A loyal St. Marker, Moore served as member of the Alumni Executive Committee from 2009 to 2012 and was named a member of the School's Board of Trustees in 2012. He currently chairs the External Relations Committee and is an active supporter of the School's community and equity programs.
Chrysanthe L. Gussis '87
"I've always been a very curious person," says Chrysanthe Gussis. This curiosity has led her into distinctive and often fascinating fields of interest. After many years as a practicing lawyer and law partner in San Francisco where she helped companies buy, sell, and finance their assets, Gussis was an early hire at SolarCity.
Founded by Elon Musk and his cousins, the Rive brothers, SolarCity helped people lower their electricity costs and carbon footprint by going solar, and grew to become America's largest solar provider, transforming the way people get electricity. "This was a unique opportunity that just fell into my lap," says Gussis. "The company was small when I joined it. It was a totally new business model, solar was a new asset class, and there was no one on board who had experience financing assets on a large scale."
At SolarCity, Gussis led various teams, most recently as EVP and general counsel, where she reported to the CEO and managed a team of 65 professionals responsible for all legal, compliance, and risk functions. Her biggest contribution was on the finance side, where Gussis developed, structured, and negotiated more than $6 billion in equity and debt financings through an array of tax equity, cash equity, aggregated and revolving loans, securitizations, bonds, and other investments, deploying over $9 billion in solar assets at a low monthly cost to the customer. SolarCity was acquired by Tesla in 2016.
After graduating from the University of Michigan Law School, Gussis clerked for the Honorable William T. Moore, United States District Court for the Southern District in Savannah, Georgia. During the Clinton Administration, she was a law clerk in the White House Counsel's Office, and clerked at the United States Department of Justice, Civil Rights Division (Housing/Fair Lending section), in Washington, D.C. Gussis then went on to practice law in San Francisco, where she rose to partner during a 10-year career at Heller Ehrman LLP, a community-minded law firm that led legal projects ranging from the financing of the Golden Gate Bridge to the overturn of the state's ban on same-sex marriages. She came to all of this after earning her undergraduate degree in classics from the University of Pennsylvania, an interest fostered while studying ancient Greek with Bill Glavin.
During her time at St. Mark's, Gussis demonstrated academic and leadership skills in student government and as a Monitor and a Vindex editor. She was also the recipient of the Casimir de Rham Prize in French and a member of the Cum Laude Society. She was a talented athlete lettering in both field hockey and lacrosse. Gussis was also a financial aid recipient and she has a strong appreciation to this day for the importance of these funds to our School's success. As an alumna, Gussis has proudly served on the Bay Area Chapter of the St. Mark's Heads Advisory Council since its inception in June 2017.
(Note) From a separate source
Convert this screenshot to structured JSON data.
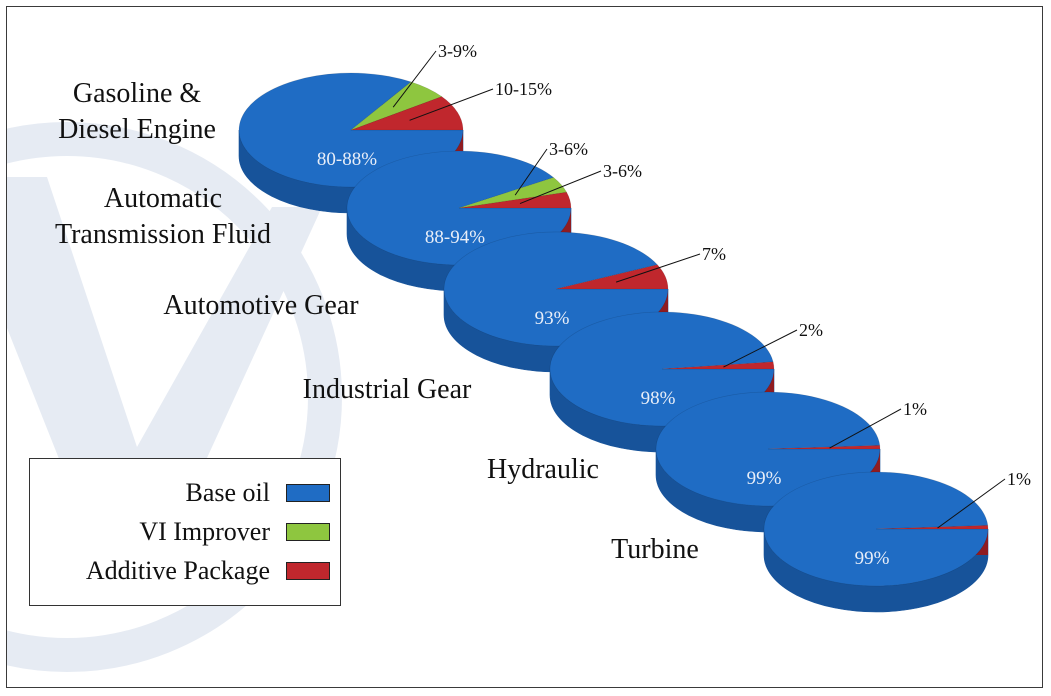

It is the breadth of her various interests and experiences—classicist, lawyer, business leader—which distinguishes Gussis in her efforts today, where she invests in and provides business and strategy advice to start-up companies and serves on various nonprofit, government, and advisory boards. "I love learning new things, so I am really having fun helping new and disruptive businesses develop and grow," she says. Gussis lives in San Francisco with her husband and 6-year-old daughter, and paints during her free time.